— Вот и хорошо. Если сочтешь возможным, то передай ему привет от меня и скажи, что друзья сумеют воздать, кому надо, за его смерть. Завтра вечером я приду.
Илмар некоторое время подождал, но Анна молчала, и ему стало ясно, что сегодня тут больше делать нечего. Тихо попрощавшись, он отпер дверь и ушел. Погруженная в свои мысли Анна даже не взглянула ему вслед.
ВТОРАЯ ГЛАВА
Роберт Вийуп в ту ночь и не надеялся уснуть — последнее время его вообще донимала бессонница, но — удивительное дело! — нервное напряжение после суда спало, мозг работал спокойней, и осужденного охватило глубокое безразличие: все известно, думать больше не над чем. Он уснул, и ему приснился сон. Он снился ему и раньше, впервые Роберт увидел его в детстве, потом с большими перерывами еще несколько раз. Не просыпаясь, он вспоминал, что кошмарные картины ему знакомы, и уже в начале сна знал, каково будет продолжение, но ему казалось, что все происходит не во сне и переживания повторялись, неизменные во всех мелочах. То ли от того, что эти видения из подсознания впервые посетили его в раннем детстве или же по каким-то иным причинам оккультного характера (Вийуп не интересовался оккультизмом и потому не знал, как объяснить свое переживание), но в этом сне он всегда был и оставался малышом, совсем недавно научившимся ходить. Все его ощущения и восприятие событий оставались Детскими — и даже теперь, будучи взрослым, он видел этот сон глазами ребенка и осмысливал как бы детским умом.
По сути, там и видеть-то особенно было нечего: младенец Роберт ползал в комнате по полу. Он был один. Потом он встал на ножки и, пытаясь сохранить равновесие, проковылял до двери. Оттуда он всякий раз, словно нечаянно, глядел налево и видел белую лежанку. И тут ему всегда очень хотелось подойти к лежанке и забраться на нее. Но он знал, что мать запретила ему лазать на печку и, если он это сделает, сразу же ему будет нехорошо и больно. Но все-таки шел, достигал печки и каким-то образом на нее вскарабкивался.

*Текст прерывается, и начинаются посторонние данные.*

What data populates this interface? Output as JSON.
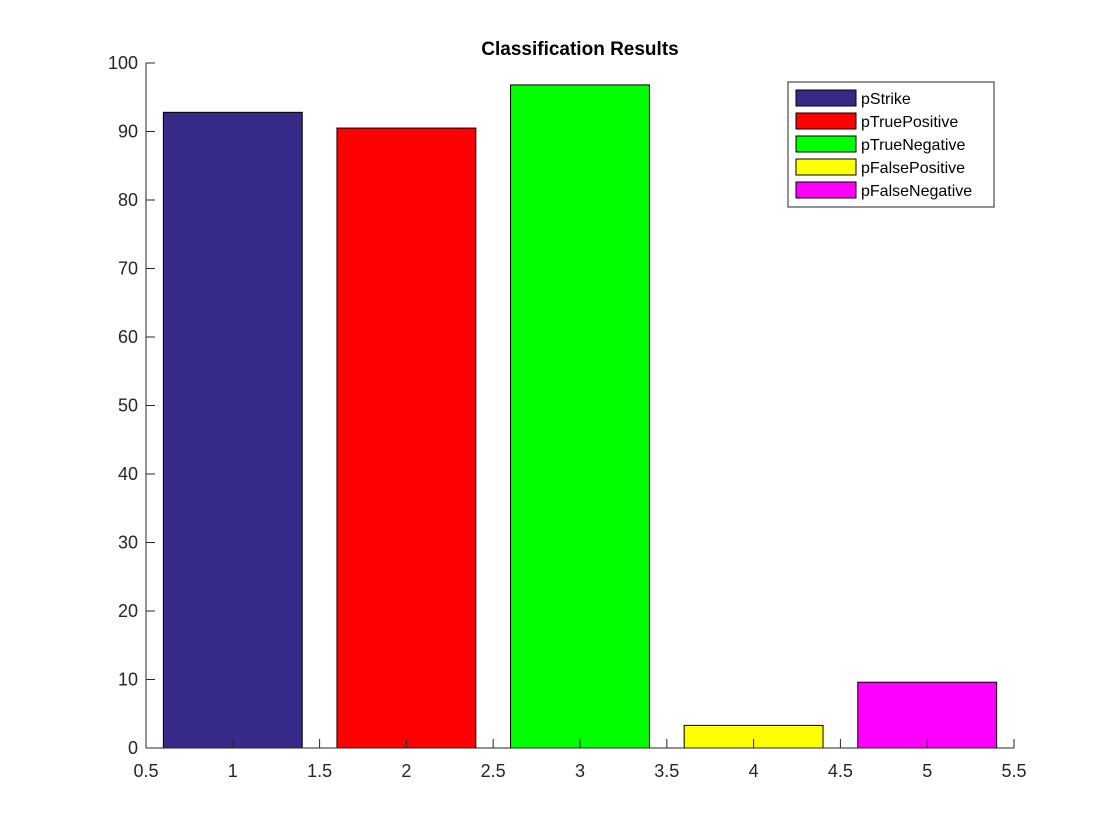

Затем — всегда в один и тот же момент, когда садился на печку и упирался руками в теплые кирпичи, — наступало то самое нехорошее: он вдруг начинал задыхаться, не мог больше ни дышать, ни слезть с лежанки. Что-то невидимое как бы удерживало его, притягивало все сильней к лежанке, и напрасно он барахтался и пытался вдохнуть воздух в стесненную грудку. И закричать не мог, а на помощь к нему никто не шел. В этот момент у него, полузадохнувшегося, обычно наступало пробуждение и оказывалось, что он в самом деле задыхался, долго не мог восстановить дыхание, и лишь спустя некоторое время наступало облегчение.